LidarMultiNet presents a unified, end-to-end network that jointly performs 3D semantic segmentation, 3D object detection, and panoptic segmentation from LiDAR data using a voxel-based 3D encoder–decoder with Global Context Pooling. A second-stage, point-based refinement further enhances foreground segmentation and panoptic quality, enabling high-precision outputs while sharing computation across tasks. The model achieves state-of-the-art results on Waymo Open Dataset and nuScenes, outperforming prior single-task and multi-task approaches and demonstrating the practicality of unifying LiDAR perception tasks in a single architecture. This unified approach reduces cost and complexity and supports straightforward extension to additional tasks via new task-specific heads.

Abstract

LiDAR-based 3D object detection, semantic segmentation, and panoptic segmentation are usually implemented in specialized networks with distinctive architectures that are difficult to adapt to each other. This paper presents LidarMultiNet, a LiDAR-based multi-task network that unifies these three major LiDAR perception tasks. Among its many benefits, a multi-task network can reduce the overall cost by sharing weights and computation among multiple tasks. However, it typically underperforms compared to independently combined single-task models. The proposed LidarMultiNet aims to bridge the performance gap between the multi-task network and multiple single-task networks. At the core of LidarMultiNet is a strong 3D voxel-based encoder-decoder architecture with a Global Context Pooling (GCP) module extracting global contextual features from a LiDAR frame. Task-specific heads are added on top of the network to perform the three LiDAR perception tasks. More tasks can be implemented simply by adding new task-specific heads while introducing little additional cost. A second stage is also proposed to refine the first-stage segmentation and generate accurate panoptic segmentation results. LidarMultiNet is extensively tested on both Waymo Open Dataset and nuScenes dataset, demonstrating for the first time that major LiDAR perception tasks can be unified in a single strong network that is trained end-to-end and achieves state-of-the-art performance. Notably, LidarMultiNet reaches the official 1st place in the Waymo Open Dataset 3D semantic segmentation challenge 2022 with the highest mIoU and the best accuracy for most of the 22 classes on the test set, using only LiDAR points as input. It also sets the new state-of-the-art for a single model on the Waymo 3D object detection benchmark and three nuScenes benchmarks.

Figures (7)

• Figure 1: Our LidarMultiNet takes LiDAR point cloud (a) as input and performs simultaneous 3D semantic segmentation (b), 3D object detection (c), and panoptic segmentation (d) in a single unified network.

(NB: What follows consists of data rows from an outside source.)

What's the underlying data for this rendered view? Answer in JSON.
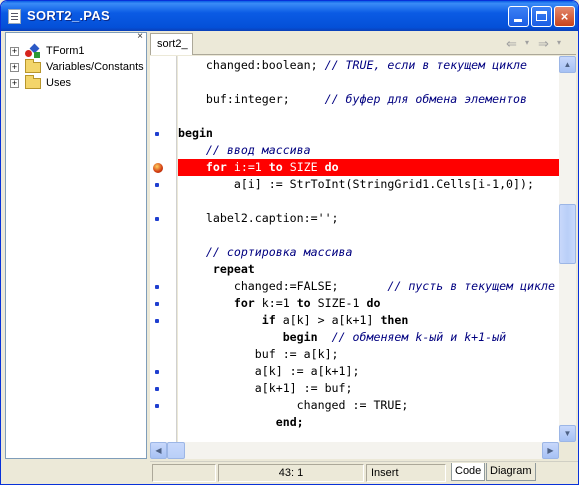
{
  "window": {
    "title": "SORT2_.PAS",
    "close_glyph": "×"
  },
  "tree": {
    "close_glyph": "×",
    "items": [
      {
        "label": "TForm1",
        "icon": "form-components-icon",
        "expander": "+"
      },
      {
        "label": "Variables/Constants",
        "icon": "folder-icon",
        "expander": "+"
      },
      {
        "label": "Uses",
        "icon": "folder-icon",
        "expander": "+"
      }
    ]
  },
  "editor": {
    "tab_label": "sort2_",
    "nav_back": "⇐",
    "nav_forward": "⇒",
    "nav_dropdown": "▾",
    "lines": [
      {
        "segments": [
          {
            "t": "    changed:boolean; "
          },
          {
            "t": "// TRUE, если в текущем цикле",
            "c": "cm"
          }
        ],
        "marker": ""
      },
      {
        "segments": [
          {
            "t": ""
          }
        ],
        "marker": ""
      },
      {
        "segments": [
          {
            "t": "    buf:integer;     "
          },
          {
            "t": "// буфер для обмена элементов",
            "c": "cm"
          }
        ],
        "marker": ""
      },
      {
        "segments": [
          {
            "t": ""
          }
        ],
        "marker": ""
      },
      {
        "segments": [
          {
            "t": "begin",
            "c": "kw"
          }
        ],
        "marker": "dot"
      },
      {
        "segments": [
          {
            "t": "    "
          },
          {
            "t": "// ввод массива",
            "c": "cm"
          }
        ],
        "marker": ""
      },
      {
        "segments": [
          {
            "t": "    "
          },
          {
            "t": "for",
            "c": "kw"
          },
          {
            "t": " i:=1 "
          },
          {
            "t": "to",
            "c": "kw"
          },
          {
            "t": " SIZE "
          },
          {
            "t": "do",
            "c": "kw"
          }
        ],
        "marker": "breakpoint",
        "highlight": true
      },
      {
        "segments": [
          {
            "t": "        a[i] := StrToInt(StringGrid1.Cells[i-1,0]);"
          }
        ],
        "marker": "dot"
      },
      {
        "segments": [
          {
            "t": ""
          }
        ],
        "marker": ""
      },
      {
        "segments": [
          {
            "t": "    label2.caption:='';"
          }
        ],
        "marker": "dot"
      },
      {
        "segments": [
          {
            "t": ""
          }
        ],
        "marker": ""
      },
      {
        "segments": [
          {
            "t": "    "
          },
          {
            "t": "// сортировка массива",
            "c": "cm"
          }
        ],
        "marker": ""
      },
      {
        "segments": [
          {
            "t": "     "
          },
          {
            "t": "repeat",
            "c": "kw"
          }
        ],
        "marker": ""
      },
      {
        "segments": [
          {
            "t": "        changed:=FALSE;       "
          },
          {
            "t": "// пусть в текущем цикле",
            "c": "cm"
          }
        ],
        "marker": "dot"
      },
      {
        "segments": [
          {
            "t": "        "
          },
          {
            "t": "for",
            "c": "kw"
          },
          {
            "t": " k:=1 "
          },
          {
            "t": "to",
            "c": "kw"
          },
          {
            "t": " SIZE-1 "
          },
          {
            "t": "do",
            "c": "kw"
          }
        ],
        "marker": "dot"
      },
      {
        "segments": [
          {
            "t": "            "
          },
          {
            "t": "if",
            "c": "kw"
          },
          {
            "t": " a[k] > a[k+1] "
          },
          {
            "t": "then",
            "c": "kw"
          }
        ],
        "marker": "dot"
      },
      {
        "segments": [
          {
            "t": "               "
          },
          {
            "t": "begin",
            "c": "kw"
          },
          {
            "t": "  "
          },
          {
            "t": "// обменяем k-ый и k+1-ый",
            "c": "cm"
          }
        ],
        "marker": ""
      },
      {
        "segments": [
          {
            "t": "           buf := a[k];"
          }
        ],
        "marker": ""
      },
      {
        "segments": [
          {
            "t": "           a[k] := a[k+1];"
          }
        ],
        "marker": "dot"
      },
      {
        "segments": [
          {
            "t": "           a[k+1] := buf;"
          }
        ],
        "marker": "dot"
      },
      {
        "segments": [
          {
            "t": "                 changed := TRUE;"
          }
        ],
        "marker": "dot"
      },
      {
        "segments": [
          {
            "t": "              "
          },
          {
            "t": "end;",
            "c": "kw"
          }
        ],
        "marker": ""
      }
    ]
  },
  "scroll": {
    "up": "▲",
    "down": "▼",
    "left": "◀",
    "right": "▶",
    "vertical_position": 0.45,
    "horizontal_position": 0.0
  },
  "status": {
    "position": "43:  1",
    "mode": "Insert",
    "tab_code": "Code",
    "tab_diagram": "Diagram"
  },
  "colors": {
    "title_bar": "#0b5be4",
    "execution_line": "#ff0000",
    "comment": "#000080",
    "breakpoint_dot": "#1f3fd0"
  }
}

• Figure 2: Main Architecture of the LidarMultiNet. At the core of our network is a 3D encoder-decoder based on 3D sparse convolution and deconvolutions. In between the encoder and the decoder, a Global Context Pooling (GCP) module is applied to extract contextual information through the conversion between sparse and dense feature maps and via a 2D multi-scale feature extractor. The 3D segmentation head is attached to the decoder and its predicted voxel labels are projected back to the point level via a de-voxelization step. Meanwhile, the 3D detection head and auxiliary BEV segmentation head are attached to the 2D BEV branch. The 2nd-stage produces the refined semantic segmentation and the panoptic segmentation results.

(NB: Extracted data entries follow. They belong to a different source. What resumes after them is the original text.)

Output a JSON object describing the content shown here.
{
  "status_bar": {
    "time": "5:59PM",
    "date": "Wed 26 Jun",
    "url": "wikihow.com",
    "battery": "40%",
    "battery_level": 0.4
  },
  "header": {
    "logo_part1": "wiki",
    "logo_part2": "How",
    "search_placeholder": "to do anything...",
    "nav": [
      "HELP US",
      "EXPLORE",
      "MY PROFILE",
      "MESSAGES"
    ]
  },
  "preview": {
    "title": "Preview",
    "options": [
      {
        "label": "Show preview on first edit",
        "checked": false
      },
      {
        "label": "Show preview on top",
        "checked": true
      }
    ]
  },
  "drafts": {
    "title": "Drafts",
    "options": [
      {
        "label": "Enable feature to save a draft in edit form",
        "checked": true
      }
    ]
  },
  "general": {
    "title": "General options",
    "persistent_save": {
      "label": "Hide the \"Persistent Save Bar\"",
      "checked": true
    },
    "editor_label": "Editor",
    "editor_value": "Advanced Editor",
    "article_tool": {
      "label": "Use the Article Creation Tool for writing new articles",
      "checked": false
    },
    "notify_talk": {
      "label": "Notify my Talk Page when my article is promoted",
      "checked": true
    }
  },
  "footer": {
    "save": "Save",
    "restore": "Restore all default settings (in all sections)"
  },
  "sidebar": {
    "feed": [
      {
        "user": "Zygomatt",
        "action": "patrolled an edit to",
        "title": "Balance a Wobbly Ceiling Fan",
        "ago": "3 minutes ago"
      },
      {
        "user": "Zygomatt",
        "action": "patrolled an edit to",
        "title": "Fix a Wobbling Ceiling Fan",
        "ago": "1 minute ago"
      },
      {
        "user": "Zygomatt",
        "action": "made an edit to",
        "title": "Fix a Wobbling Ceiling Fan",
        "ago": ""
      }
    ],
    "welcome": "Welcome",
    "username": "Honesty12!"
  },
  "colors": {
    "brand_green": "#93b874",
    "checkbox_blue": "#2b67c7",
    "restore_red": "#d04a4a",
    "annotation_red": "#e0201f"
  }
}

• Figure 3: Illustration of the Global Context Pooling (GCP) module. 3D sparse tensor is projected to a 2D BEV feature map. Two levels of 2D BEV feature maps are concatenated and then converted back to a 3D sparse tensor, which serves as the input to the BEV task heads.

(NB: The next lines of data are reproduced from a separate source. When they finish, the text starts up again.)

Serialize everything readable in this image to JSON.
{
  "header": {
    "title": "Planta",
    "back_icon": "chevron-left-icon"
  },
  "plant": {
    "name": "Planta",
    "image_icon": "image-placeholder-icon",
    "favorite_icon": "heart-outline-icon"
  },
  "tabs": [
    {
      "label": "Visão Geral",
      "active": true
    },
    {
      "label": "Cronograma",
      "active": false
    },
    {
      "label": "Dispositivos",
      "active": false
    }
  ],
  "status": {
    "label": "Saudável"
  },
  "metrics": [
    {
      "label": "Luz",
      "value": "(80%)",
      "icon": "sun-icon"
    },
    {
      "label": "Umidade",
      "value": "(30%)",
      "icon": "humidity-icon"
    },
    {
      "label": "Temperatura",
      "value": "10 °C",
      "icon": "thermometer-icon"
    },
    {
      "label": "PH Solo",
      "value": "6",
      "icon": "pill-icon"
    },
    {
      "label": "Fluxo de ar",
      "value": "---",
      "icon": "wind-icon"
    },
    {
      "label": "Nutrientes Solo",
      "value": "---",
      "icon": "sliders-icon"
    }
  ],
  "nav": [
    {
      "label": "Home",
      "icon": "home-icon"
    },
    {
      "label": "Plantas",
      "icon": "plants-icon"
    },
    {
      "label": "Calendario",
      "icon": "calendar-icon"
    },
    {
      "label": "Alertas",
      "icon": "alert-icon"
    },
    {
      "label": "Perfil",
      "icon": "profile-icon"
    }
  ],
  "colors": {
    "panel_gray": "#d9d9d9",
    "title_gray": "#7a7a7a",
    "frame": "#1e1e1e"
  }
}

• Figure 4: Illustration of the second-stage refinement pipeline. The architecture of the second-stage refinement is point-based. We first fuse the detected boxes, voxel-wise features, and BEV features from the 1st stage to generate the inputs for the 2nd stage. The local coordinate transformation is applied to the points within each box. Then, a point-based backbone with MLPs, attention modules, and aggregation modules infer the box classification scores and point-wise mask scores. The final refined segmentation scores are computed by fusing the 1st and 2nd stage predictions.
• Figure 5: Examples of the 2nd-stage refinement. The segmentation consistency of points of the thing objects can be improved by the 2nd stage.